Yesterday I submitted my album top-10 for OOR, and whereas last year that moment took me by surprise, I was happy to see it coming this time around. I know there's two months remaining in the year, whatever. Let's go into slumber, come up again on the other side. We're done.
Musically, that means I've been re-immersing myself in the many albums bubbling at the bottom of my top-10. (More on that soon, I'm sure.) It also means I'm drawn again to music out of time. I've been listening to Frank Sinatra's Last Great Album Watertown, predicting a long Sinatra winter. I've returned to a playlist I made a while ago, Previous feelings, with songs, jazz standards mostly, expressing the kinds of sentiments that no longer seem to exist. The heartaches of yesteryear.

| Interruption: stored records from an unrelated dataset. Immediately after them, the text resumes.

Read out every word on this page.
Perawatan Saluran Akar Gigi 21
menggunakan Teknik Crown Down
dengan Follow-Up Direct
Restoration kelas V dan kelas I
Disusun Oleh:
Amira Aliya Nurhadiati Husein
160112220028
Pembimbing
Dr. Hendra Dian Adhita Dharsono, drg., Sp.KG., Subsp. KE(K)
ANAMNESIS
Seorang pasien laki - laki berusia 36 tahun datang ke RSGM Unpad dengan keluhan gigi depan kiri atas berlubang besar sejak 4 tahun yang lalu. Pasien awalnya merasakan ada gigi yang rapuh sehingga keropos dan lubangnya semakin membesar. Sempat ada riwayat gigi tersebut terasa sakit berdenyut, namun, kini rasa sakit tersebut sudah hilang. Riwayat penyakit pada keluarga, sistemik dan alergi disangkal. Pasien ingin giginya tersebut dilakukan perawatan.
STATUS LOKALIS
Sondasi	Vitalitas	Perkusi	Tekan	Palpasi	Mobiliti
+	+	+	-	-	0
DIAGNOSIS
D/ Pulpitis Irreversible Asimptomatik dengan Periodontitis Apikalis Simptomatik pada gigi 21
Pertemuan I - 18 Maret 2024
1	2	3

(Just for balance, in this same period, I've also gotten really into the remix of 'Guess'.)
Mount Eerie - Night Palace
There are echoes of The Glow Pt. 2 (2001) on Phil Elverum's latest album Night Palace. It's an hour-plus epic, covering a range of genres, steeped in natural imagery, and sometimes in a quite intertextual conversation with his critical breakthrough (see 'The Gleam, Pt. 3'). But he was 22 then, and he's 46 now. What stands out most on Night Palace is what's changed.
For one, Elverum seems to want to distance himself somewhat from his 'sad nature guy' reputation. When I interviewed him [for OOR], he told me: "I write these songs that could easily be taken as beautiful, mystical, magical, like you say. And I could see how that could function as escapism, and that's a bummer to me. I don't want to just be soothing, escapist entertainment. At the same time, I also do not want to be a sledgehammer of reality. Like, 'Here, you little shits, deal with this. The world sucks, and it's harsh. DEAL WITH IT!' Somewhere in between those two things I want to make something that's transcendent and grounded at the same time."

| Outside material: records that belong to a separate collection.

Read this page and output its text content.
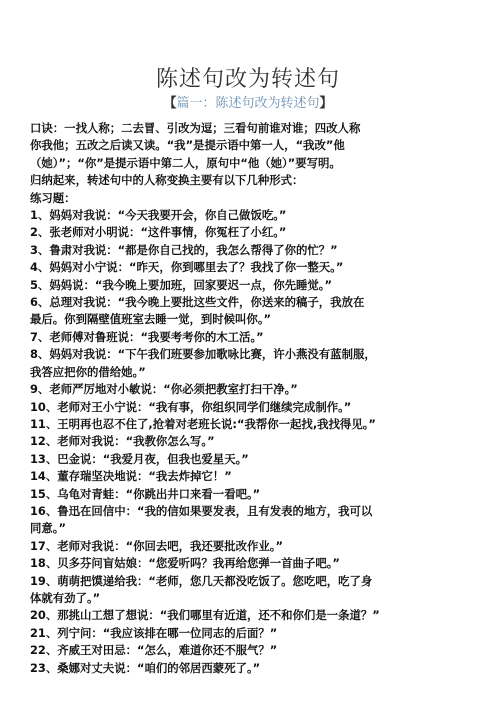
陈述句改为转述句
【篇一：陈述句改为转述句】

口诀：一找人称；二去冒、引改为逗；三看句前谁对谁；四改人称

你我他；五改之后读又读。“我”是提示语中第一人，“我改”他

（她）”；“你”是提示语中第二人，原句中“他（她）”要写明。

归纳起来，转述句中的人称变换主要有以下几种形式：

练习题：

1、妈妈对我说：“今天我要开会，你自己做饭吃。”

2、张老师对小明说：“这件事情，你冤枉了小红。”

3、鲁肃对我说：“都是你自己找的，我怎么帮得了你的忙？”

4、妈妈对小宁说：“昨天，你到哪里去了？我找了你一整天。”

5、妈妈说：“我今晚上要加班，回家要迟一点，你先睡觉。”

6、总理对我说：“我今晚上要批这些文件，你送来的稿子，我放在

最后。你到隔壁值班室去睡一觉，到时候叫你。”

7、老师傅对鲁班说：“我要考考你的木工活。”

8、妈妈对我说：“下午我们班要参加歌咏比赛，许小燕没有蓝制服，

我答应把你的借给她。”

9、老师严厉地对小敏说：“你必须把教室打扫干净。”

10、老师对王小宁说：“我有事，你组织同学们继续完成制作。”

11、王明再也忍不住了,抢着对老班长说:“我帮你一起找,我找得见。”

12、老师对我说：“我教你怎么写。”

13、巴金说：“我爱月夜，但我也爱星天。”

14、董存瑞坚决地说：“我去炸掉它！”

15、乌龟对青蛙：“你跳出井口来看一看吧。”

16、鲁迅在回信中：“我的信如果要发表，且有发表的地方，我可以

同意。”

17、老师对我说：“你回去吧，我还要批改作业。”

18、贝多芬问盲姑娘：“您爱听吗？我再给您弹一首曲子吧。”

19、萌萌把馍递给我：“老师，您几天都没吃饭了。您吃吧，吃了身

体就有劲了。”

20、那挑山工想了想说：“我们哪里有近道，还不和你们是一条道？”

21、列宁问：“我应该排在哪一位同志的后面？”

22、齐威王对田忌：“怎么，难道你还不服气？”

23、桑娜对丈夫说：“咱们的邻居西蒙死了。”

There's songs on Night Palace about 'Non-Metaphorical Decolonization', about the wealth disparity on his home island, the home owners on Orcas who lay claim to air, beach and firewood. Yes, he's meditating more than ever, and yes, he talks to birds and fish, but you will walk away from this album thinking about all the 'authoritarian landlords' who seek to dominate this planet and all its human and non-human inhabitants.
Crucially, Elverum's 'the world sucks' sentiment is not one of self-pity, not anymore. This is a largely selfless album, made by someone who's already "written enough about himself"; someone who's found peace in his personal life, has built his own house, spends most of his time single parenting his daughter and nurturing his little piece of land. He "used to dream that [his] roots were strong and deep"; now, he laughs "at [himself] and this scrap of identity scraped from the thinnest soil of recent history."
It's probably too soon for superlatives [though I'm pretty confident that 'Myths Come True' to 'Co-Owner of Trees' is the best sequence of songs on any album this year], but Night Palace is kind of all I want from art at this point. It's elaborate but not self-indulgent; it's idiosyncratic and subjective but without the hyper-individuality that plagues so much of contemporary 'pop' music; it's moody but not melancholic; its experimental form is purposeful, its activism clear-eyed but not oppressively didactic. Indeed, it's "transcendent and grounded at the same time". An endlessly rich album with which to weather the November rain.
Wildflowers
More Eaze - lacuna and parlor. Experimental composer and San Antonio native Mari Maurice had "literally hundreds of reasons to not be in Texas” and last year, the rampant anti-gay and anti-trans legislation in her home state prompted her to finally flee to New York. lacuna and parlor was made there, from drafts she could never quite complete in Austin. Perhaps surprisingly, it's full of pedal steel and ambient americana, of which Maurice says: “I tried to reject my roots in [americana], but I actually feel more free to embrace that side of things since leaving Texas. It is deeper and stranger than what a lot of people take it as. It is a very weird and Lynchian type of thing when you start to unpack it."
Back to Phil Elverum for a minute. Consequence asked him about 10 records he spins while cooking and eating dinner. Anyone who saw his mini documentary, in which he listens to My Bloody Valentine ("I love Valentine??") while driving his daughter to school, will not be surprised that it's a very, uh, out there list. One of the highlights is an album that Elverum's daughter calls "beef stew music"; a 1950s recording of minimalist piano pieces originally composed by the Armenian spiritual teacher George Gurdjieff. My favorite discovery from the article is a 2004 album by Australian avant-gardist Oren Ambarchi, Grapes from the Estate, which, for half of its hour-long runtime, sounds like its just sub-harmonic test tones. Just so you're prepared if you ever find yourself going over for dinner at the Elverum house.